We read about the miserable plight of immigrants and refugees detained at borders in subhuman conditions seeking to escape violence, war and climate change that has made living conditions intolerable. Desperate parents seek safety for their children and cry out to have their basic human needs met. Yet with all the sacrifices and extreme hardships made to reach the border, they are turned away in the name of immigration law. The current situation of Haitian refugees in the United States is one example. We know that Providence has no borders. But what does Providence teach us about borders? Pope Francis devoted a sub chapter of his encyclical Frattelli Tutti to “Borders and Their Limits” (129). He acknowledges the complex challenges of immigrants and refugees and provides guidance and steps for meaningful action. “Our response to the arrival of migrating persons can be summarized by four words: welcome, protect, promote and integrate. For it is …. undertaking a journey together, through these four actions, in order to build cities and countries that, while preserving their respective cultural and religious identity, are open to differences and know how to promote them in the spirit of human fraternity.” Examples of actions that he suggests are increasing and simplifying the granting of visas; adopting programs of individual and community sponsorship; opening humanitarian corridors for the most vulnerable refugees; providing suitable and dignified housing; guaranteeing personal security and access to basic services and providing local communities for the process of integration.
Both in the past and in recent years, many of our Providence women have been engaged in welcoming and assisting in the integration of refugees.

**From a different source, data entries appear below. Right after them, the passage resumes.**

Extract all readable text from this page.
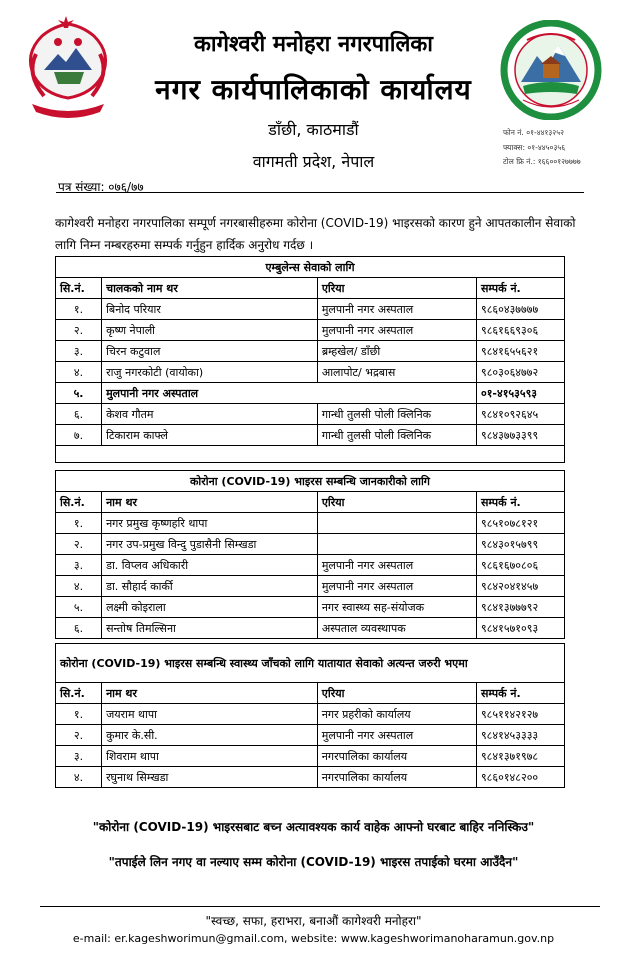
कागेश्वरी मनोहरा नगरपालिका
नगर कार्यपालिकाको कार्यालय
डाँछी, काठमाडौं
वागमती प्रदेश, नेपाल
फोन नं. ०१-४४१३२५२
फ्याक्स: ०१-४४५०३५६
टोल फ्रि नं.: १६६००१२७७७७
पत्र संख्या: ०७६/७७
कागेश्वरी मनोहरा नगरपालिका सम्पूर्ण नगरबासीहरुमा कोरोना (COVID-19) भाइरसको कारण हुने आपतकालीन सेवाको लागि निम्न नम्बरहरुमा सम्पर्क गर्नुहुन हार्दिक अनुरोध गर्दछ ।
एम्बुलेन्स सेवाको लागि			
सि.नं.	चालकको नाम थर	एरिया	सम्पर्क नं.
१.	बिनोद परियार	मुलपानी नगर अस्पताल	९८६०४३७७७७
२.	कृष्ण नेपाली	मुलपानी नगर अस्पताल	९८६१६६९३०६
३.	चिरन कटुवाल	ब्रम्हखेल/ डाँछी	९८४१६५५६२१
४.	राजु नगरकोटी (वायोका)	आलापोट/ भद्रबास	९८०३०६४७७२
५.	मुलपानी नगर अस्पताल		०१-४१५३५९३
६.	केशव गौतम	गान्धी तुलसी पोली क्लिनिक	९८४१०९२६४५
७.	टिकाराम काफ्ले	गान्धी तुलसी पोली क्लिनिक	९८४३७७३३९९

कोरोना (COVID-19) भाइरस सम्बन्धि जानकारीको लागि			
सि.नं.	नाम थर	एरिया	सम्पर्क नं.
१.	नगर प्रमुख कृष्णहरि थापा		९८५१०७८१२१
२.	नगर उप-प्रमुख विन्दु पुडासैनी सिम्खडा		९८४३०१५७९९
३.	डा. विप्लव अधिकारी	मुलपानी नगर अस्पताल	९८६१६७०८०६
४.	डा. सौहार्द कार्की	मुलपानी नगर अस्पताल	९८४२०४१४५७
५.	लक्ष्मी कोइराला	नगर स्वास्थ्य सह-संयोजक	९८४१३७७७९२
६.	सन्तोष तिमल्सिना	अस्पताल व्यवस्थापक	९८४१५७१०९३
कोरोना (COVID-19) भाइरस सम्बन्धि स्वास्थ्य जाँचको लागि यातायात सेवाको अत्यन्त जरुरी भएमा			
सि.नं.	नाम थर	एरिया	सम्पर्क नं.
१.	जयराम थापा	नगर प्रहरीको कार्यालय	९८५११४२१२७
२.	कुमार के.सी.	मुलपानी नगर अस्पताल	९८४१४५३३३३
३.	शिवराम थापा	नगरपालिका कार्यालय	९८४१३७१९७८
४.	रघुनाथ सिम्खडा	नगरपालिका कार्यालय	९८६०१४८२००
"कोरोना (COVID-19) भाइरसबाट बच्न अत्यावश्यक कार्य वाहेक आफ्नो घरबाट बाहिर ननिस्किउ"
"तपाईले लिन नगए वा नल्याए सम्म कोरोना (COVID-19) भाइरस तपाईको घरमा आउँदैन"
"स्वच्छ, सफा, हराभरा, बनाऔं कागेश्वरी मनोहरा"
e-mail: er.kageshworimun@gmail.com, website: www.kageshworimanoharamun.gov.np
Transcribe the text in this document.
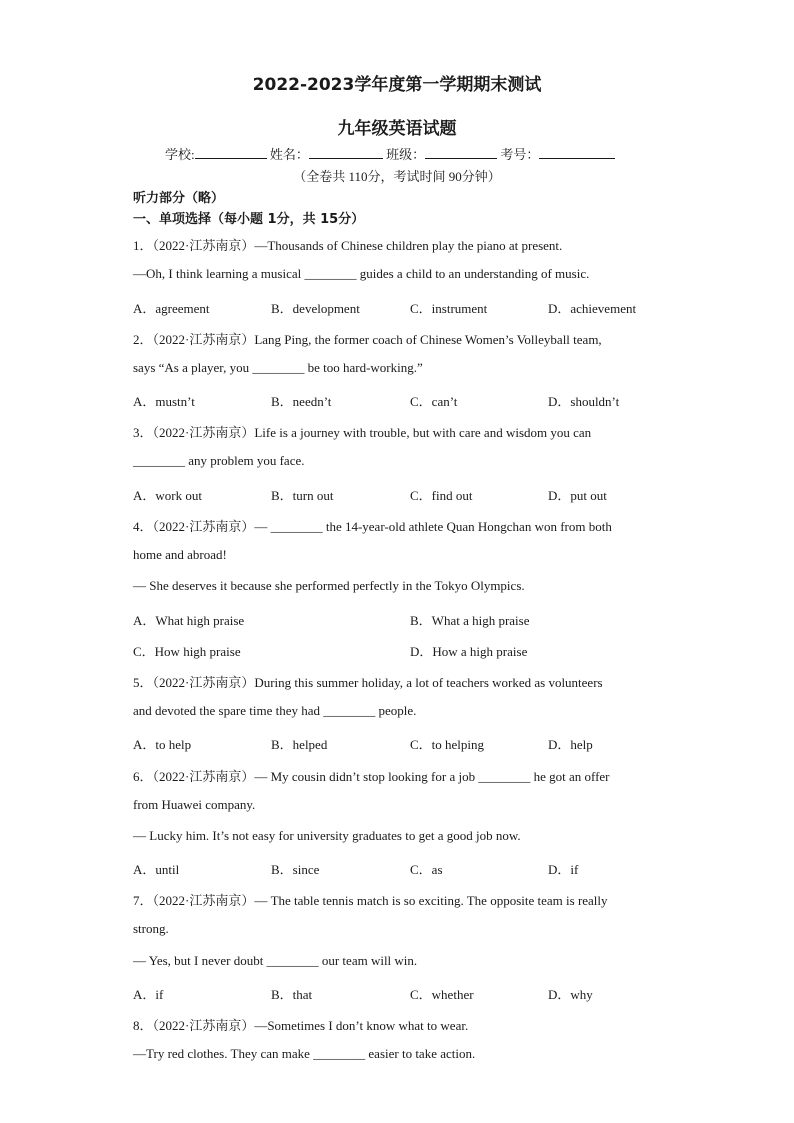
2022-2023学年度第一学期期末测试
九年级英语试题
学校:	姓名：	班级：	考号：
（全卷共 110分，考试时间 90分钟）
听力部分（略）
一、单项选择（每小题 1分，共 15分）
1．（2022·江苏南京）—Thousands of Chinese children play the piano at present.
—Oh, I think learning a musical ________ guides a child to an understanding of music.
A．agreement	B．development	C．instrument	D．achievement
2．（2022·江苏南京）Lang Ping, the former coach of Chinese Women’s Volleyball team,
says “As a player, you ________ be too hard-working.”
A．mustn’t	B．needn’t	C．can’t	D．shouldn’t
3．（2022·江苏南京）Life is a journey with trouble, but with care and wisdom you can
________ any problem you face.
A．work out	B．turn out	C．find out	D．put out
4．（2022·江苏南京）— ________ the 14-year-old athlete Quan Hongchan won from both
home and abroad!
— She deserves it because she performed perfectly in the Tokyo Olympics.
A．What high praise	B．What a high praise
C．How high praise	D．How a high praise
5．（2022·江苏南京）During this summer holiday, a lot of teachers worked as volunteers
and devoted the spare time they had ________ people.
A．to help	B．helped	C．to helping	D．help
6．（2022·江苏南京）— My cousin didn’t stop looking for a job ________ he got an offer
from Huawei company.
— Lucky him. It’s not easy for university graduates to get a good job now.
A．until	B．since	C．as	D．if
7．（2022·江苏南京）— The table tennis match is so exciting. The opposite team is really
strong.
— Yes, but I never doubt ________ our team will win.
A．if	B．that	C．whether	D．why
8．（2022·江苏南京）—Sometimes I don’t know what to wear.
—Try red clothes. They can make ________ easier to take action.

Your names and the memories are held dear in the hearts and mind of these refugees and immigrants. Recently, some of our WPC Sisters also were a loving, serving presence for a while at the borders.
We, Women of Providence, compelled by the Love of Christ and grounded in the spirit of our Foundresses, are called to journey together without borders in prayer, contemplative listening, dialogue and discernment, to respond to emerging needs as a transformed and transforming presence, open to risks with flexibility and transparency .
Taking time to engaging in contemplative listening and dialogue in local communities on the topic of Providence has no border is timely. Providence is with us and working through us. Providence is moving us beyond borders, helping us with moral imagination to respond to the signs of our times and the emerging realities in our world and community. May this reflection stimulate dreams, deepen conversations, and open minds and hearts to creatively imagine and explore ways that together we make visible “Providence who has no borders.”
What borders came to mind as you read this reflection?
What transformation is needed within me personally at this time to cross borders?
What transformations are needed within my congregation to cross borders now?